Я увидела из-под стола, как Мина встала, я увидела ее ножки в спустившихся гольфах, вытянутые носки которых мотались при ходьбе; она переступала отдельно каждой ногой, она не могла соединить разорванное тело в шаг. Густо и медленно – бесконечно и гулко ныл разбитый нос; ее нога стояла рядом с моим носом и вдруг запрокинулась и ударила в него. Повторение знакомой боли отвлекло меня от этого странного действия. Я поняла, что совсем ничего не слышу – все звуки исчезли – и не услышу больше никогда. Они, кажется, уходили. Мина сидела рядом с моей бесполезной головой, ковыряя окровавленную доску пола; доска пропитывалась кровью и сейчас, несмотря на то, что она просунула юбку между ног и придерживала ее рукой. Я увидела, что такими же шагами, как только что Мина, к нам идет Гриша; глаза его – бесцветные и мертвые – вонзились в меня, и вдруг под этим старческим взглядом во мне стал разливаться тот бесполезный крик, которого я не могла услышать.
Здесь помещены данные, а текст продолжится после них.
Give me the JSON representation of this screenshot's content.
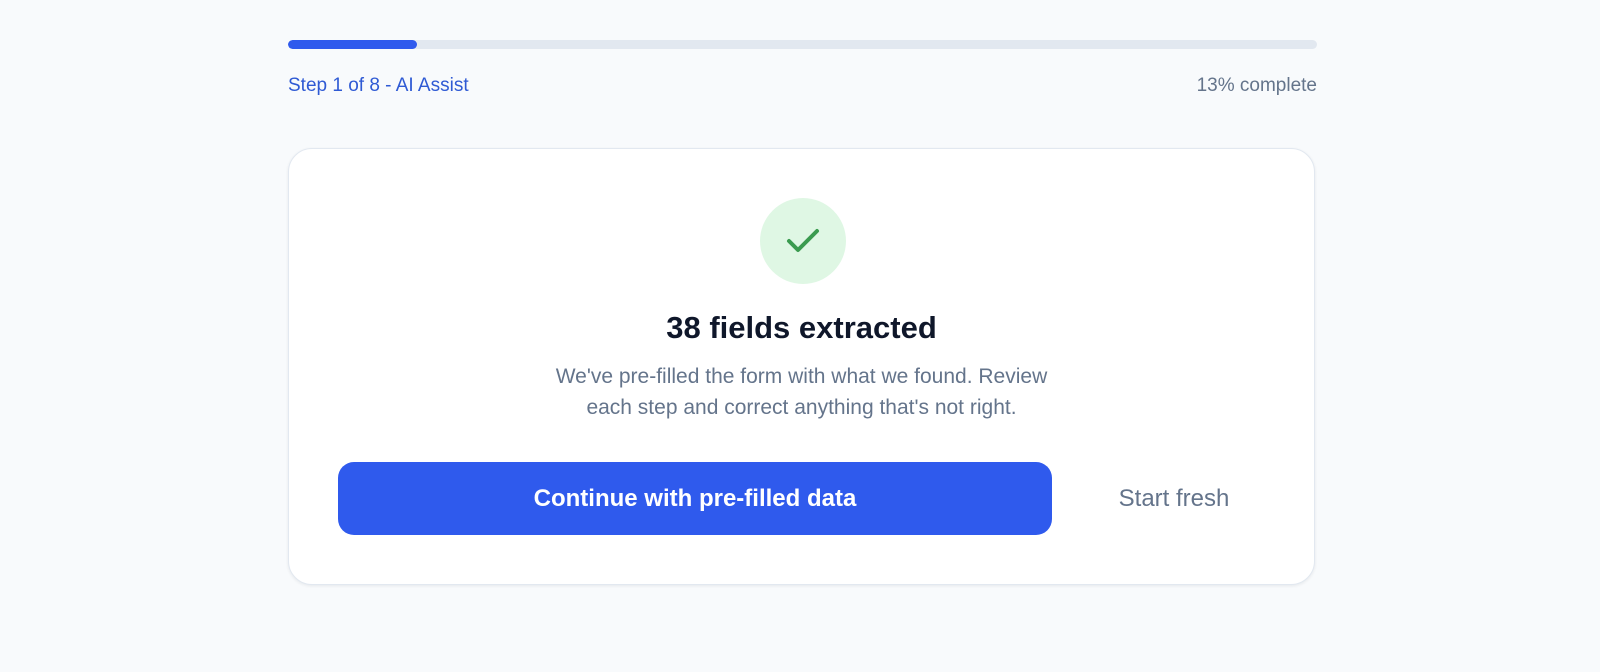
{
  "progress": {
    "fraction": 0.125,
    "step_label": "Step 1 of 8 - AI Assist",
    "percent_label": "13% complete"
  },
  "card": {
    "icon": "check-icon",
    "title": "38 fields extracted",
    "description_lines": [
      "We've pre-filled the form with what we found. Review",
      "each step and correct anything that's not right."
    ],
    "primary_button_label": "Continue with pre-filled data",
    "secondary_button_label": "Start fresh"
  },
  "colors": {
    "accent": "#2f5aed",
    "success": "#3a9b4f",
    "success_bg": "#dff7e4"
  }
}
Офицеры уже ушли.
Так мы сидели втроем под этим столом. Кровь засыхала и делалась липкой. Но воду перекрыли – нигде нельзя было достать воды. Две теплые и темные головки были передо мной; от этого тепла и запаха детских тел из меня лились слезы – с каждым поцелуем все сильнее; так мы сидели до темноты, пока не приехал мой сын с женою; они отвезли нас в северный город.